Mimar Sinan Konservatuvarı

27 Haziran 2018 Çarşamba

Geçen günlerde MSGSÜ Devlet Konservatuvarında bir kıyamet koptu: Okulun Akaretler’deki binası beş gün içinde boşaltılmalıydı.
Bugünkü Mimar Sinan Konservatuvarı, Kültür Bakanlığı’na bağlı olarak 1981’de İstanbul’da kurulan bir yüksek kurumdu. Ersin Onay, İlhan Usmanbaş ilk müdürleri arasındaydı. O sıralarda İstanbul Belediye Konservatuvarı’ndan yüksek derece diploması almak için Ankara’da sınava girildiği günlerdi. Kuruluşunun on beşinci yılında, Dolmabahçe Sarayı Baltacılar Dairesi’ne taşınmış ve YÖK kararıyla Mimar Sinan Üniversitesi Güzel Sanatlar Fakültesi’ne bağlanmıştı. Otuz iki yıldır o binada eğitim veren kurumda pek çok öğrenci yetişip dünya sahnelerine açıldı. Türk Müzik hayatının nice ünlü hocası orada ders verdi: Cemal Reşit Rey, Adanan Saygun, Bülent Tarcan, İlhan Usmanbaş, Atıfet Usmanbaş, Aydın Gün, Azra Gün, gibi. Bugün Avrupa’da bestecilik ödüllerini kazanan Zeynep Gedizlioğlu gibi bir kompozitörümüz oradan yetişti. Ayrıca halen o kurumda hoca olan Hasan Uçarsu ve Özkan Manav da yurtdışında seslerini duyuran bestecilerimiz.
Dünkü toplantıların sonucunda bu değerli kurumda günlerdir yaşanan taşınma tedirginliğinin bir süre askıya alınacağı anlaşılıyor. Konservatuvarın müdürü flüt sanatçısı Ayla Uludere şöyle diyor: “Bizim çalışmalarımıza uygun bir yer göstersilsin, hemen taşınalım.”

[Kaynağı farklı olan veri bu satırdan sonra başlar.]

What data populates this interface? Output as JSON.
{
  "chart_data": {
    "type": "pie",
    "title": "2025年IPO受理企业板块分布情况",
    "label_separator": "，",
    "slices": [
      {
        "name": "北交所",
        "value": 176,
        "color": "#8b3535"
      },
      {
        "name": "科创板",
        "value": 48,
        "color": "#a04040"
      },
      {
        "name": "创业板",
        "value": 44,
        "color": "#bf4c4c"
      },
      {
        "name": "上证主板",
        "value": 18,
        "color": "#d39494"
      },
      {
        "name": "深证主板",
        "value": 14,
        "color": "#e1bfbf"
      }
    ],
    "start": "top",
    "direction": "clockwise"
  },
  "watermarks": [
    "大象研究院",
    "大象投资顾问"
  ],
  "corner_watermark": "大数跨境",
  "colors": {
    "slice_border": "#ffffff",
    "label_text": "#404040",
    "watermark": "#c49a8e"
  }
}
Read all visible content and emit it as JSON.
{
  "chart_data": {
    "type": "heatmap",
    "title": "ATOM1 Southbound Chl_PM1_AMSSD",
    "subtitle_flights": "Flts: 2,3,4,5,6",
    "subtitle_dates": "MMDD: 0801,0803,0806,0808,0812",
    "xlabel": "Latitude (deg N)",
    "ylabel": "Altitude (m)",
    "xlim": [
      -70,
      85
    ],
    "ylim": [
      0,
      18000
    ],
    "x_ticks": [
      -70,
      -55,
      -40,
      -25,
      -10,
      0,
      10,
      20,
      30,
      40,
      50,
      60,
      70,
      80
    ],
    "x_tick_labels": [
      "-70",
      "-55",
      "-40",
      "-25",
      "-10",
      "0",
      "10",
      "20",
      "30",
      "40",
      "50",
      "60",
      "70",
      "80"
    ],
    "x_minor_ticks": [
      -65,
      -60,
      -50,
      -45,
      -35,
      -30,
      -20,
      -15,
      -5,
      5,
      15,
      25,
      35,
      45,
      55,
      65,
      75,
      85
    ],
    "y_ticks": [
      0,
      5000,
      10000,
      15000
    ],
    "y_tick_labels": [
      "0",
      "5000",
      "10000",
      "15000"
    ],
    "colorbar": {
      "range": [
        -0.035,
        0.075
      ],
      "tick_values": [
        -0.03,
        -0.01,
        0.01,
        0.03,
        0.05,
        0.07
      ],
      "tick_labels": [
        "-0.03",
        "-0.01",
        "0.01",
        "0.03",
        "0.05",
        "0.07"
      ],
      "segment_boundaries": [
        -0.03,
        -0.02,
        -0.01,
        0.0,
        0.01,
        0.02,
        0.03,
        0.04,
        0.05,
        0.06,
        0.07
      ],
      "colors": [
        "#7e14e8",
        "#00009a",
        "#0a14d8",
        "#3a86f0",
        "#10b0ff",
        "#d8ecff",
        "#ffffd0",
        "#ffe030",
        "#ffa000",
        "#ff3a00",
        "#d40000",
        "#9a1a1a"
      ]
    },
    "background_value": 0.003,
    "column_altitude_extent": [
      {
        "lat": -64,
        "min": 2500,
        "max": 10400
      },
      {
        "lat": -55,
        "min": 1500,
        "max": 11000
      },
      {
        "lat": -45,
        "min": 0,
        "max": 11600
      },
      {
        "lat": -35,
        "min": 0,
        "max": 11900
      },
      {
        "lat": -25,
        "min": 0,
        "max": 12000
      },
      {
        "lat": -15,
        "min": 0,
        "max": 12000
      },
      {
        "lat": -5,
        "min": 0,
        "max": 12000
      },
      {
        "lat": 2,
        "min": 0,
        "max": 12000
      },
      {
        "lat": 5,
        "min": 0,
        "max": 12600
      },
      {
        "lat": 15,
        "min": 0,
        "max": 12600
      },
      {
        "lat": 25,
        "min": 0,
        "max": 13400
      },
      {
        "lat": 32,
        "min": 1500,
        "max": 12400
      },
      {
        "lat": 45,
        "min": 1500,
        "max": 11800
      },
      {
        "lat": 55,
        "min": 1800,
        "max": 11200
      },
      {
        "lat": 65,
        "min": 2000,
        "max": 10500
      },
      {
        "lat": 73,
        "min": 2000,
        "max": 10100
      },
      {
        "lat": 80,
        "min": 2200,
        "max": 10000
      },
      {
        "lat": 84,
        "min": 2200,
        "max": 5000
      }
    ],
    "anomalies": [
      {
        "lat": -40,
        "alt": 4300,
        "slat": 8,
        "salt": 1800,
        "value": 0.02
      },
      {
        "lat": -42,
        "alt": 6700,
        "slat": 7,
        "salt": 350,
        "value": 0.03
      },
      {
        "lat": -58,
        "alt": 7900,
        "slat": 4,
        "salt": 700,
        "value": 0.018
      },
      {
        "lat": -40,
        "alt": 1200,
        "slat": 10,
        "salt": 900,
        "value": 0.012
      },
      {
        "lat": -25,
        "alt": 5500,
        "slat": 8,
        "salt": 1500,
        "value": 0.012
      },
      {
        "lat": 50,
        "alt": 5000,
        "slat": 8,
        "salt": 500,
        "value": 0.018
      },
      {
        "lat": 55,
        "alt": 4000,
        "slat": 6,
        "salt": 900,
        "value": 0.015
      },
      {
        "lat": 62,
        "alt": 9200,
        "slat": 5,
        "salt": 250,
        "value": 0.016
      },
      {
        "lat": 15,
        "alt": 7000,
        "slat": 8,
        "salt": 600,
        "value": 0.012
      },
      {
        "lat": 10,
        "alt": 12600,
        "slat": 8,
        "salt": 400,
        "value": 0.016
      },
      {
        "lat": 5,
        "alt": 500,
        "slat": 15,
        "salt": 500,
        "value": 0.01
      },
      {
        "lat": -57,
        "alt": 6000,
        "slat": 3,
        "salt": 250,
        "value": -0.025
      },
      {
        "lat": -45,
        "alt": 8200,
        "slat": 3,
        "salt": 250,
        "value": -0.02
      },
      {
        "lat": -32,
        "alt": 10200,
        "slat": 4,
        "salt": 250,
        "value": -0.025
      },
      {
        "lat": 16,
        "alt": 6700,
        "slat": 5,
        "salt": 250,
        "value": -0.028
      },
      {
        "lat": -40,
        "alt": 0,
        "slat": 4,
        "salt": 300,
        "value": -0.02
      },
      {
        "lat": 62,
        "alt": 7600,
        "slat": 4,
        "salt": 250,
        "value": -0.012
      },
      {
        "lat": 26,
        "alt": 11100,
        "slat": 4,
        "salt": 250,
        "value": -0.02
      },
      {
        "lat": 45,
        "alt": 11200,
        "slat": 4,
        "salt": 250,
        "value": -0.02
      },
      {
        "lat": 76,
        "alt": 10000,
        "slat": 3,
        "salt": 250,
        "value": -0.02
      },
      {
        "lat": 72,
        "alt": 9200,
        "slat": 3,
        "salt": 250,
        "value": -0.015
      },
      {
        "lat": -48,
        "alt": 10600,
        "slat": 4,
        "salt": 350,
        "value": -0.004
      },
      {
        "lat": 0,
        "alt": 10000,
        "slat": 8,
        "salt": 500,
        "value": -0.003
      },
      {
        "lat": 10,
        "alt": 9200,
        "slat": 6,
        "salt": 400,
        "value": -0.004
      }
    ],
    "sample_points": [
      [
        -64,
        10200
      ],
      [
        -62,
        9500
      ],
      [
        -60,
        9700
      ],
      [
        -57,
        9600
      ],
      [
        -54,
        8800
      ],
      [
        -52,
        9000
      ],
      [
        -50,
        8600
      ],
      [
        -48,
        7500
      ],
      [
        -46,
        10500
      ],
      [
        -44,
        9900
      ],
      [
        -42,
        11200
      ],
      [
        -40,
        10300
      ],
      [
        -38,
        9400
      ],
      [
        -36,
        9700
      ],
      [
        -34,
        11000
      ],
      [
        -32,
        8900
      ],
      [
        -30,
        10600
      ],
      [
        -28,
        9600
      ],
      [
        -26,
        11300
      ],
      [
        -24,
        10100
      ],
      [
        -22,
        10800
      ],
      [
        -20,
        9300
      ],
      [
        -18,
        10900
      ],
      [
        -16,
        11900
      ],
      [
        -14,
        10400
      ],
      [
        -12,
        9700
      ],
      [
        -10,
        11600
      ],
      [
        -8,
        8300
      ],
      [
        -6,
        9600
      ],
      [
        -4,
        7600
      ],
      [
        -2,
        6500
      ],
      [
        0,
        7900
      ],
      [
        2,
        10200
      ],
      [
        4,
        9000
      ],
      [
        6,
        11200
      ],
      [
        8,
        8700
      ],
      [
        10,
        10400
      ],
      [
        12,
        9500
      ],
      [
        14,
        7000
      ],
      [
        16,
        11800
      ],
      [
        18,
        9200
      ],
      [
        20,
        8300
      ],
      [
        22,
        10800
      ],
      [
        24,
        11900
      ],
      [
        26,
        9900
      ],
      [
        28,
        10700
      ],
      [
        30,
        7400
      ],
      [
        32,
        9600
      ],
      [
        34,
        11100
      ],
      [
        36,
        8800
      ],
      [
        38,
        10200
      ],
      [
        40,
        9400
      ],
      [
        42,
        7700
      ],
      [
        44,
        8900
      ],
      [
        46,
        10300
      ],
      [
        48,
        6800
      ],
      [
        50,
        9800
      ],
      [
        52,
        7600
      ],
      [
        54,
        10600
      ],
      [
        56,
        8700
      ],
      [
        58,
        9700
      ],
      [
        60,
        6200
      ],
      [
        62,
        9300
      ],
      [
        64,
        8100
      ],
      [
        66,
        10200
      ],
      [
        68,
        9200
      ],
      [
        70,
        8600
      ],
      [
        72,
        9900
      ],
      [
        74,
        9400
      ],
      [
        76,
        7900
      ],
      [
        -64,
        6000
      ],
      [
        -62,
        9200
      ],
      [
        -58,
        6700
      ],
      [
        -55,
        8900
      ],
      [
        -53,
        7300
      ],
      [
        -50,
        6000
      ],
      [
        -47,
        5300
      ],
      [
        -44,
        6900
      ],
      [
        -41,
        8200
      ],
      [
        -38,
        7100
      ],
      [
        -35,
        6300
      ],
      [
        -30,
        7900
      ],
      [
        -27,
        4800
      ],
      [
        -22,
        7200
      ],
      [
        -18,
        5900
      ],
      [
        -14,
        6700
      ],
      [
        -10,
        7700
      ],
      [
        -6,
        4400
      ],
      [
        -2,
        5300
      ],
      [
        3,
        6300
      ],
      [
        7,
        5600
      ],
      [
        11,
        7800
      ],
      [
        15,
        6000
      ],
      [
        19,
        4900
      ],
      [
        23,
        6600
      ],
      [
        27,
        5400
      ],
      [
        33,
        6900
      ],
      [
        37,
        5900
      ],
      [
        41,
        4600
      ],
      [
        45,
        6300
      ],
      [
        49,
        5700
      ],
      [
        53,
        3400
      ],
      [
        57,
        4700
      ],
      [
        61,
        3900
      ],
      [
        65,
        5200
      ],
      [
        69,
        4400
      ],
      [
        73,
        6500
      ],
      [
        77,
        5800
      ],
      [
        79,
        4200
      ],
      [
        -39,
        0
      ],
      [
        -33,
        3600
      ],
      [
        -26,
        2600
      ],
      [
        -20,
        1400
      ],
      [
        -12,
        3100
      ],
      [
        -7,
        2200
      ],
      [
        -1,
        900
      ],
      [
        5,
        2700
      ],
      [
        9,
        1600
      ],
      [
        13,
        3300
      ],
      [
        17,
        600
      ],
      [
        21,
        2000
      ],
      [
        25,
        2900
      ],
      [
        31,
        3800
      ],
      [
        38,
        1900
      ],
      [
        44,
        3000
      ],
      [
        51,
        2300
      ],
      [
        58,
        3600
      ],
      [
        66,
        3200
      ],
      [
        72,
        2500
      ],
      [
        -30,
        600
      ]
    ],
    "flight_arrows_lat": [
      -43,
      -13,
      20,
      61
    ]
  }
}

Rozhdetsvensky günümüzün en büyük şeflerindendi
Müzik dünyası geçen hafta ünlü Rus şef Gennady Rozhdetsvensky (1931-2018)’yi yitirdi. Moskova’da ölen şef, Eski Rus ekolünü temsil eden, disiplini kadar neşesiyle eşi bulunmaz bir sanatçıydı. Ünlü piyanist Viktoria Postnikova ile evliydi. Oğlu ise ünlü kemancı Sasha Rozhdetsvensky.
Bu şefin Ayla Erduran’ın yaşamında da önemli bir yeri vardır: Londra’daki Royal Albert Hall’de onun eşliğinde bir konser verecek ve BBC canlı olarak yayımlayacaktır. Heyecan içindedir. Şef kollarını kaldırır, tam orkestraya start vereceği sırada onun kulağına eğilerek: “Ayla, şimdi sevgili Brahms’ı çalıyoruz” der. Bu uyarı, genç kemancı için müthiş bir motivasyondur. O anda etrafındaki insanlar, sahne, salon hepsi yok olmuş, Brahms’ın tılsımlı dünyasına girmiştir. Daha sonraki yıllarda Lahey’de Glazunov’un keman konçertosunu da onun yönetiminde çalacaktır. Rozhdetsvensky, 1990’da İstanbul Atatürk Kültür Merkezi’nde bir konser yönettiğinde solisti olan oğlu Sasha, ilk kez Çaykovski’nin konçertosunu orada çalar. Sasha, sonradan Türkiye’de pek çok oda müziğine katıldı, Türk sanatçılarla karma konserler verdi.
Gennady Rozhdetsvensky uzun yıllar Bolşoy Tiyatrosu’nun şefliğini yapmış ve pek çok Rus bestecisinin eserini yönetmişti. BBC Senfoni, Moskova Radyo Orkestrası gibi toplulukların da sürekli şefliğini yapmıştı. Şnitke, Gubaydulina gibi modern Rus bestecileri nice yapıtlarını ona adamışlardı. Elli yıldan fazla komünist rejimda yaşamış, Lenin Ödülü’nü ve Halkın Sanatçısı ünvanını almıştı. Net vuruşlarıyla, kendine has sempatisiyle ayrıcalıklı bir şef olarak tanındı.